The Let's Play Archive

Chris Sawyer's Locomotion

by Jaguars!

Part 18: Stanier 5XP 'Jubilee' (Paul.Power)



Sources: Wikipedia, Tony Hisgett

Stanier Jubilee 5XP/6P
Company: London, Midland and Scottish Railway (LMS), and later British Railways (BR)
Designer: William Stanier
Wheel Arrangement: 4-6-0
First produced: 1934
Total built: 191
Total preserved: 4

Until 1932, the LMS had been struggling to compete with their rival for services to Northern England and Scotland, Nigel Gresley's LNER. Henry Fowler had tried his best with locomotives such as the Royal Scot, but he was ultimately frustrated by the aforementioned "small engine policy". In 1932 though, everything changed: the LMS appointed William Stanier as their new Chief Mechanical Engineer, headhunting him from his role as Swindon Works Manager on the Great Western Railway. Stanier's job was nothing less than the complete restocking of the LMS's mainline fleet (the Fowler 4Fs and Jinties had the branch lines covered, at least), and the results can only be called a spectacular success. Not only did Stanier give the LMS a fleet to rival the LNER, he realised that, while speed and power were all very well, the coming decades would be just as much about reliability, adaptability, cost-effectiveness and ease of maintenance.

The Jubilee class's role was secondary express passenger work on fast inter-city trips. Their initial designation was 5XP (power class 5 express passenger), after the Patriot class that they were based on, but this was eventually changed to 6P. As the Patriot was a proven design, and as there was a big need for the new engines, they were ordered without any prototyping. This turned out to be an error: generally sound Great Western design principles clashing with already-existing LMS concepts and the Jubilee's unusual (well, unless your name was Nigel Gresley) 3-cylinder layout led to teething troubles with the new engines, and over a hundred were built before they were fixed. After this was sorted, though, the Jubilees came in to their own. The name, incidentally, comes from the fact that the Jubilees were the class chosen to celebrate King George V's silver jubilee, with the engines named after places in the British Empire, war heroes and famous ships.

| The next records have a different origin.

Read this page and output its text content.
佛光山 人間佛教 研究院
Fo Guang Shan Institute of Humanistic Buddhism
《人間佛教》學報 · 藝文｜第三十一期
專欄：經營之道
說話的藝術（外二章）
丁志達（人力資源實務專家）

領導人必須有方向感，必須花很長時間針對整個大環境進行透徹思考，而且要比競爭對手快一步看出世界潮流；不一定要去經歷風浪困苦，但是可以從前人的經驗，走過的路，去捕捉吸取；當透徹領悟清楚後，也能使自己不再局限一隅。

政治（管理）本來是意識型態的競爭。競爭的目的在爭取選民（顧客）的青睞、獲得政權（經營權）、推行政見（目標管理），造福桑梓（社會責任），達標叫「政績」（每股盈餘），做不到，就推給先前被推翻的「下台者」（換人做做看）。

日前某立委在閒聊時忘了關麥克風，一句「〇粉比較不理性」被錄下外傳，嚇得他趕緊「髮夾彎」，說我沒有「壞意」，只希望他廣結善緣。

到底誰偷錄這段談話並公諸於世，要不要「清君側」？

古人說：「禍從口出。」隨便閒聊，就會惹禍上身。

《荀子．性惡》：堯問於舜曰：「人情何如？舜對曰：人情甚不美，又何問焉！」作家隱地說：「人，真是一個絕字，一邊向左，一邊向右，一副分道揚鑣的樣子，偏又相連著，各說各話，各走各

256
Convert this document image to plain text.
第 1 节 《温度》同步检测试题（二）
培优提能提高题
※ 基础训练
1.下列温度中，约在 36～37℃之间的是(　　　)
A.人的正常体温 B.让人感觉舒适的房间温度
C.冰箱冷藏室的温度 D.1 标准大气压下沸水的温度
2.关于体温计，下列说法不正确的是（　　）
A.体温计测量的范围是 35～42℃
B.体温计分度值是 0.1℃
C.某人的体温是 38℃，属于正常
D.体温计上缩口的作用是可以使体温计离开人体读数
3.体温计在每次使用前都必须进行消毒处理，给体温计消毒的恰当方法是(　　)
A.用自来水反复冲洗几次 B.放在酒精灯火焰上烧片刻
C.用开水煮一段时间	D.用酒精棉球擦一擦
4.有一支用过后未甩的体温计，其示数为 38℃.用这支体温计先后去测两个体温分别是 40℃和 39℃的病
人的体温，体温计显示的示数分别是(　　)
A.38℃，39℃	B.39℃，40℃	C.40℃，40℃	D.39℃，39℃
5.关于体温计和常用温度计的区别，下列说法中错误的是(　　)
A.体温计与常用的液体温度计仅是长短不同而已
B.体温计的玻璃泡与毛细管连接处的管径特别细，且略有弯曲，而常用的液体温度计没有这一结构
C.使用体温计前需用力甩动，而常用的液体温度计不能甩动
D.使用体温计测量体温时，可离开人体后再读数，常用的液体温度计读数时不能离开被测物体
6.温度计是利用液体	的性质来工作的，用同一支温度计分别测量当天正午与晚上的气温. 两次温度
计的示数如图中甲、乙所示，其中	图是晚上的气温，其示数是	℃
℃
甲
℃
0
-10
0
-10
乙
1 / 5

The Jubilees are in some ways the underdogs of the Stanier locomotives. They weren't quite the box-office material of the Princess Royals and Princess Coronations, but nor did they have the sheer numbers (over 800 each) or railway enthusiast love of their close cousins, Stanier's "Black Five" mixed traffic engines* and his 8F heavy freight locomotives, although they did make it as far as 1967 before the last members of the class were withdrawn. But, like the Fowler Jinty, the Jubilee has another claim to fame as one of the locos featured in Transport Tycoon: and unlike the Jinty, it even made it to Transport Tycoon Deluxe as one of the three starting engines. So that faint bell ringing in the back of your head? It was probably that.


* I know these are in Locomotion and I really hope Jaguars! added them to his scenario.